The star violinist is now sixty-five and his recordings have been nominated for Grammy prizes on twenty-one occasions. However in his twenties, Zukerman became a little bored with just being a soloist and seriously considered becoming a professional tennis player. He always took an old style wooden racket in his violin case and wherever he performed in the world, he would be sure to drive from the airport straight to the nearest tennis club, and then rush back to the court after rehearsals. Luckily for music lovers, he decided to stick to his initial profession and instead poured his excess energy into conducting, teaching and playing chamber music.

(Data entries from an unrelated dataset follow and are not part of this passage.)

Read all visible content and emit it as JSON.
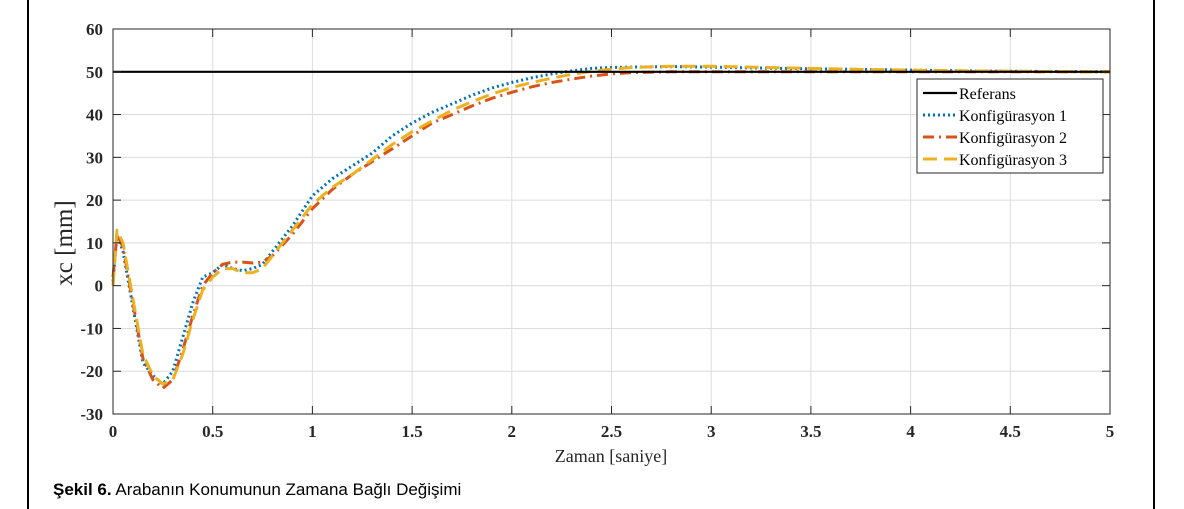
{
  "caption": {
    "label": "Şekil 6.",
    "text": " Arabanın Konumunun Zamana Bağlı Değişimi"
  },
  "chart_data": {
    "type": "line",
    "xlabel": "Zaman [saniye]",
    "ylabel": "xc [mm]",
    "xlim": [
      0,
      5
    ],
    "ylim": [
      -30,
      60
    ],
    "xticks": [
      "0",
      "0.5",
      "1",
      "1.5",
      "2",
      "2.5",
      "3",
      "3.5",
      "4",
      "4.5",
      "5"
    ],
    "yticks": [
      "-30",
      "-20",
      "-10",
      "0",
      "10",
      "20",
      "30",
      "40",
      "50",
      "60"
    ],
    "grid": true,
    "legend_position": "top-right",
    "series": [
      {
        "name": "Referans",
        "color": "#000000",
        "style": "solid",
        "x": [
          0,
          5
        ],
        "y": [
          50,
          50
        ]
      },
      {
        "name": "Konfigürasyon 1",
        "color": "#0072BD",
        "style": "dotted",
        "x": [
          0,
          0.02,
          0.05,
          0.1,
          0.15,
          0.2,
          0.25,
          0.3,
          0.35,
          0.4,
          0.45,
          0.5,
          0.55,
          0.6,
          0.65,
          0.7,
          0.75,
          0.8,
          0.9,
          1.0,
          1.1,
          1.2,
          1.3,
          1.4,
          1.5,
          1.6,
          1.7,
          1.8,
          1.9,
          2.0,
          2.1,
          2.2,
          2.3,
          2.4,
          2.5,
          2.6,
          2.8,
          3.0,
          3.2,
          3.5,
          3.8,
          4.0,
          4.3,
          4.6,
          5.0
        ],
        "y": [
          1,
          12,
          8,
          -5,
          -18,
          -21,
          -23,
          -20,
          -12,
          -4,
          2,
          3,
          5,
          4,
          3.5,
          4,
          5,
          8,
          14,
          21,
          25,
          28,
          31,
          35,
          38,
          40.5,
          42.5,
          44.5,
          46.2,
          47.5,
          48.6,
          49.5,
          50.2,
          50.8,
          51,
          51.1,
          51.2,
          51.1,
          50.9,
          50.7,
          50.5,
          50.4,
          50.2,
          50.1,
          50
        ]
      },
      {
        "name": "Konfigürasyon 2",
        "color": "#D95319",
        "style": "dashdot",
        "x": [
          0,
          0.02,
          0.05,
          0.1,
          0.15,
          0.2,
          0.25,
          0.3,
          0.35,
          0.4,
          0.45,
          0.5,
          0.55,
          0.6,
          0.65,
          0.7,
          0.75,
          0.8,
          0.9,
          1.0,
          1.1,
          1.2,
          1.3,
          1.4,
          1.5,
          1.6,
          1.7,
          1.8,
          1.9,
          2.0,
          2.1,
          2.2,
          2.3,
          2.4,
          2.5,
          2.6,
          2.8,
          3.0,
          3.2,
          3.5,
          3.8,
          4.0,
          4.3,
          4.6,
          5.0
        ],
        "y": [
          2,
          12,
          9,
          -4,
          -17,
          -22,
          -24,
          -22,
          -15,
          -7,
          0,
          3,
          5,
          5.5,
          5.5,
          5.3,
          5.5,
          7,
          12,
          18,
          22.5,
          26,
          29,
          32,
          35,
          38,
          40,
          42,
          43.8,
          45.2,
          46.5,
          47.5,
          48.3,
          49,
          49.5,
          49.8,
          50,
          50,
          50,
          50,
          50,
          50,
          50,
          50,
          50
        ]
      },
      {
        "name": "Konfigürasyon 3",
        "color": "#EDB120",
        "style": "dashed",
        "x": [
          0,
          0.02,
          0.05,
          0.1,
          0.15,
          0.2,
          0.25,
          0.3,
          0.35,
          0.4,
          0.45,
          0.5,
          0.55,
          0.6,
          0.65,
          0.7,
          0.75,
          0.8,
          0.9,
          1.0,
          1.1,
          1.2,
          1.3,
          1.4,
          1.5,
          1.6,
          1.7,
          1.8,
          1.9,
          2.0,
          2.1,
          2.2,
          2.3,
          2.4,
          2.5,
          2.6,
          2.8,
          3.0,
          3.2,
          3.5,
          3.8,
          4.0,
          4.3,
          4.6,
          5.0
        ],
        "y": [
          0,
          13,
          10,
          -3,
          -16,
          -21,
          -23,
          -22,
          -16,
          -8,
          -1,
          2,
          4,
          4,
          3,
          3,
          4,
          7,
          13,
          19,
          23,
          26,
          29.5,
          33,
          36,
          38.5,
          41,
          43,
          44.8,
          46.3,
          47.5,
          48.5,
          49.4,
          50.1,
          50.6,
          51,
          51.3,
          51.3,
          51.1,
          50.8,
          50.5,
          50.4,
          50.2,
          50.1,
          50
        ]
      }
    ]
  }
}
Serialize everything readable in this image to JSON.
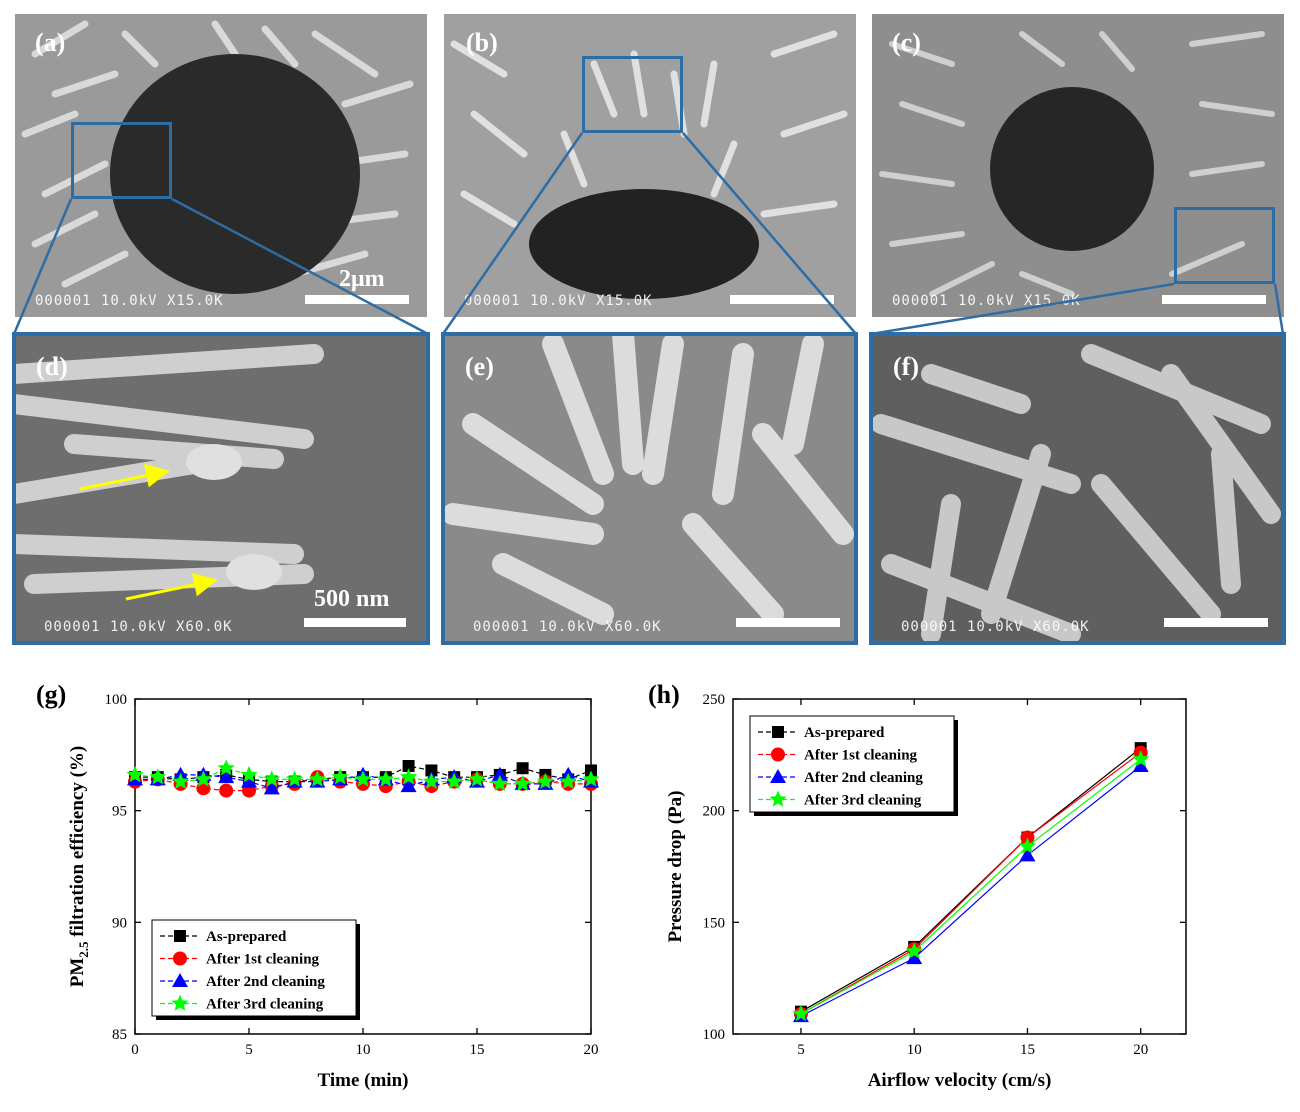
{
  "panels": {
    "a": {
      "label": "(a)",
      "info": "000001 10.0kV X15.0K",
      "scale": "2μm"
    },
    "b": {
      "label": "(b)",
      "info": "000001 10.0kV X15.0K"
    },
    "c": {
      "label": "(c)",
      "info": "000001 10.0kV X15.0K"
    },
    "d": {
      "label": "(d)",
      "info": "000001 10.0kV X60.0K",
      "scale": "500 nm"
    },
    "e": {
      "label": "(e)",
      "info": "000001 10.0kV X60.0K"
    },
    "f": {
      "label": "(f)",
      "info": "000001 10.0kV X60.0K"
    }
  },
  "colors": {
    "box": "#2e6da4",
    "arrow": "#ffff00",
    "series": [
      "#000000",
      "#ff0000",
      "#0000ff",
      "#00ff00"
    ]
  },
  "chart_data": [
    {
      "panel_label": "(g)",
      "type": "line",
      "xlabel": "Time (min)",
      "ylabel": "PM2.5 filtration efficiency (%)",
      "ylabel_main": "PM",
      "ylabel_sub": "2.5",
      "ylabel_rest": " filtration efficiency (%)",
      "xlim": [
        0,
        20
      ],
      "ylim": [
        85,
        100
      ],
      "xticks": [
        0,
        5,
        10,
        15,
        20
      ],
      "yticks": [
        85,
        90,
        95,
        100
      ],
      "legend_position": "bottom-left",
      "x": [
        0,
        1,
        2,
        3,
        4,
        5,
        6,
        7,
        8,
        9,
        10,
        11,
        12,
        13,
        14,
        15,
        16,
        17,
        18,
        19,
        20
      ],
      "series": [
        {
          "name": "As-prepared",
          "marker": "square",
          "values": [
            96.5,
            96.5,
            96.4,
            96.5,
            96.6,
            96.4,
            96.3,
            96.3,
            96.4,
            96.5,
            96.5,
            96.5,
            97.0,
            96.8,
            96.5,
            96.5,
            96.6,
            96.9,
            96.6,
            96.4,
            96.8
          ]
        },
        {
          "name": "After 1st cleaning",
          "marker": "circle",
          "values": [
            96.3,
            96.4,
            96.2,
            96.0,
            95.9,
            95.9,
            96.1,
            96.2,
            96.5,
            96.3,
            96.2,
            96.1,
            96.3,
            96.1,
            96.3,
            96.4,
            96.2,
            96.2,
            96.3,
            96.2,
            96.2
          ]
        },
        {
          "name": "After 2nd cleaning",
          "marker": "triangle",
          "values": [
            96.4,
            96.4,
            96.6,
            96.6,
            96.5,
            96.3,
            96.0,
            96.3,
            96.3,
            96.4,
            96.6,
            96.4,
            96.1,
            96.4,
            96.5,
            96.3,
            96.6,
            96.2,
            96.2,
            96.6,
            96.3
          ]
        },
        {
          "name": "After 3rd cleaning",
          "marker": "star",
          "values": [
            96.6,
            96.5,
            96.3,
            96.4,
            96.9,
            96.6,
            96.4,
            96.4,
            96.4,
            96.5,
            96.4,
            96.4,
            96.5,
            96.3,
            96.3,
            96.4,
            96.2,
            96.2,
            96.3,
            96.3,
            96.4
          ]
        }
      ]
    },
    {
      "panel_label": "(h)",
      "type": "line",
      "xlabel": "Airflow velocity (cm/s)",
      "ylabel": "Pressure drop (Pa)",
      "xlim": [
        2,
        22
      ],
      "ylim": [
        100,
        250
      ],
      "xticks": [
        5,
        10,
        15,
        20
      ],
      "yticks": [
        100,
        150,
        200,
        250
      ],
      "legend_position": "top-left",
      "x": [
        5,
        10,
        15,
        20
      ],
      "series": [
        {
          "name": "As-prepared",
          "marker": "square",
          "values": [
            110,
            139,
            188,
            228
          ]
        },
        {
          "name": "After 1st cleaning",
          "marker": "circle",
          "values": [
            109,
            138,
            188,
            226
          ]
        },
        {
          "name": "After 2nd cleaning",
          "marker": "triangle",
          "values": [
            108,
            134,
            180,
            220
          ]
        },
        {
          "name": "After 3rd cleaning",
          "marker": "star",
          "values": [
            109,
            137,
            184,
            223
          ]
        }
      ]
    }
  ]
}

He first became a conductor with the English Chamber Orchestra, then for seven years was the music director of the Saint Paul Chamber Orchestra (the only standing professional chamber orchestra in the USA). In 1993 he began teaching at the Manhattan School of Music in New York, and as he was constantly engaged across the world as both soloist and conductor, became a pioneer in the trend for internet-based distance teaching in music. In 1998 he accepted the post of leader of Canada's National Arts Centre Orchestra, and in Ottawa launched some wide-ranging teaching programmes. This is where he met his third wife, some twenty years his junior, Amanda Forsyth. The charming cellist happened to be the leader of the cello section of the orchestra and a member of the Zukerman Chamber Players which her husband founded in 2002. Indeed, Zukerman accompanied the ensemble to Budapest in 2011.

So, February 2014 will be the first time Pinchas Zukerman has performed at the Liszt Academy. From his perspective, it is the venue that provides the novelty. For the Budapest audience, they will have the privilege of experiencing all facets of this well-travelled musician: on this occasion Zukerman will be playing the violin, performing chamber music and conducting. And to top it all, maybe he will be holding improvised masterclasses during rehearsals– as he has done before – for the luckiest talents of the Liszt Academy. At least, as long as he isn't seduced away to play a game of tennis!